しかし、この措置は、Uボート司令部にとって好ましいものではなかった。遠回りしてデンマーク海峡を通過すると、その分だけ作戦海域で働く日数が減るからだ。ニューヨーク沖で14日間、滞留するためにUボートを100日間も走らせる事になる。この比率は、受け入れられるものではなかった。そこで、司令部は命令を変更し、U-869に対し、ジブラルタル沖(地中海の出入り口付近)に向かうよう指示した。そこならば、より長期間、哨戒活動する事が期待できたからだ。しかし、何らかの理由でこの命令は、U-869には届かなかった。大気の状態が悪く、無線を捉えられなかったと考えられる。U-869はそのままニューヨーク沖を目指し続けた。
1945年2月、アメリカ沿岸に近づくと、U-869はシュノーケルを使用して、常時潜航しながらニューヨーク沖を目指す。アメリカ軍諜報部は暗号解読によってU-869の接近を察知し、予想出現海域に対潜部隊を送り込んで捜索させた。だが、対潜部隊は情報を掴んでおきながら、U-869を撃沈するどころか、発見する事すら出来なかった。連合軍の優れた捜索能力を知るノイエルブルクは、可能な限り潜航状態を維持しながら、目的海域に向かったのだろう。この措置は、乗員にとっては非常に苦しいものであったが、追跡の目を逃れるためには致し方なかった。U-869はアメリカ軍の厳重な警戒の目を掻い潜りながら、獲物を探し求める。そして、ついにノイエルブルクは敵船を発見した。U-869は戦闘配置に付き、ノイエルブルクは潜望鏡で敵船を睨みつつ、命令を発した。「一番魚雷発射用意、発射!」
ドイツ軍には音響追跡魚雷と言う、スクリュー音を捉えて敵艦を追跡する魚雷があった。当時としては非常に優秀な魚霊であるが、発射した自艦のモーターや発電機の音を捉えて、逆戻りする事例もあった。この音響追跡魚雷に限らず、通常の魚雷でも逆戻りして、艦体の上や下を通過するといった事例は、多数のUボートによって記録されている。その逆戻り魚雷の中でも音響追跡魚雷は特に危険で、発射後、すぐに潜航するのが決まりだった。そして、U-869が発射したと思われる音響追跡魚雷も、なんと、自艦に向かって接近してきたのだった。だが、現場は浅い海域で、急速潜航を試みると海底に激突してしまう。魚雷のスクリュー音がみるみる迫ってくるが、乗員達は運を天に委ねる意外、手は無かった。

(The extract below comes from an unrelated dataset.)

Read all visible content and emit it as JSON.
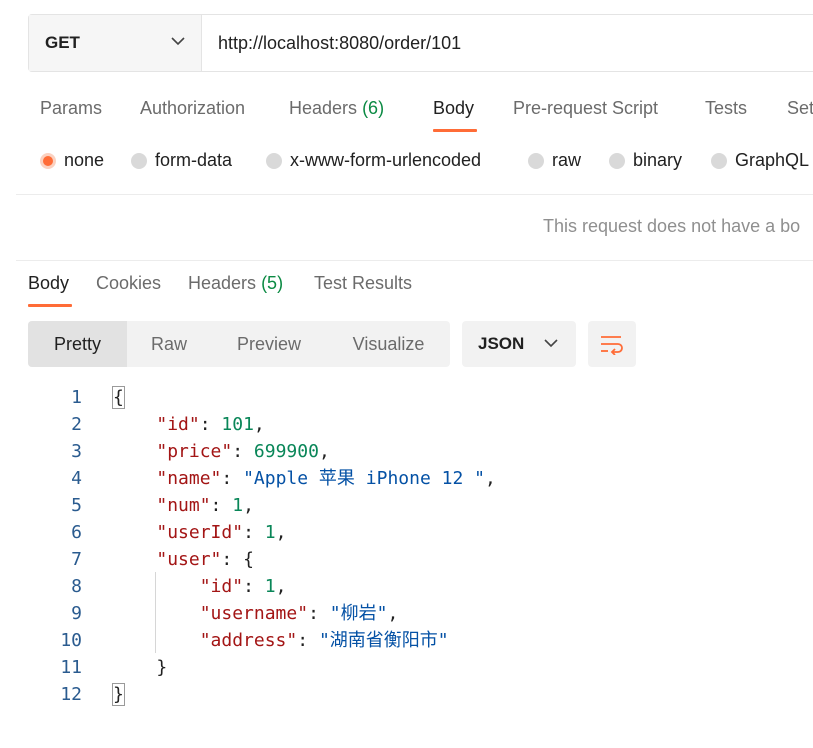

しかし、運命の神は、U-869を見放した。魚雷は艦中央部に激突し、乗員全員が信管が起動するカチッと言う音を聞いた。魚雷は司令塔直下で炸裂、発令所付近にいたノイエルブルクやブラントらは爆散し、凄まじい衝撃波は隣接する区画の男達も吹き飛ばした。衝撃波はそのまま潜水艦の両端に向かって突き進み、鋼鉄のハッチを吹き飛ばしながら、最前部の魚雷室と最後部の魚雷室まで及んだ。間髪置かず、破孔から海水が浸入し、U-869は5分と経たずに深度70メートルの海底に沈んでいった。生存者はいなかった。
ドイツ当局はU-869がアメリカに向かっていたとは知らず、公式記録にはU-869はジブラルタル沖で撃沈されたと書き記された。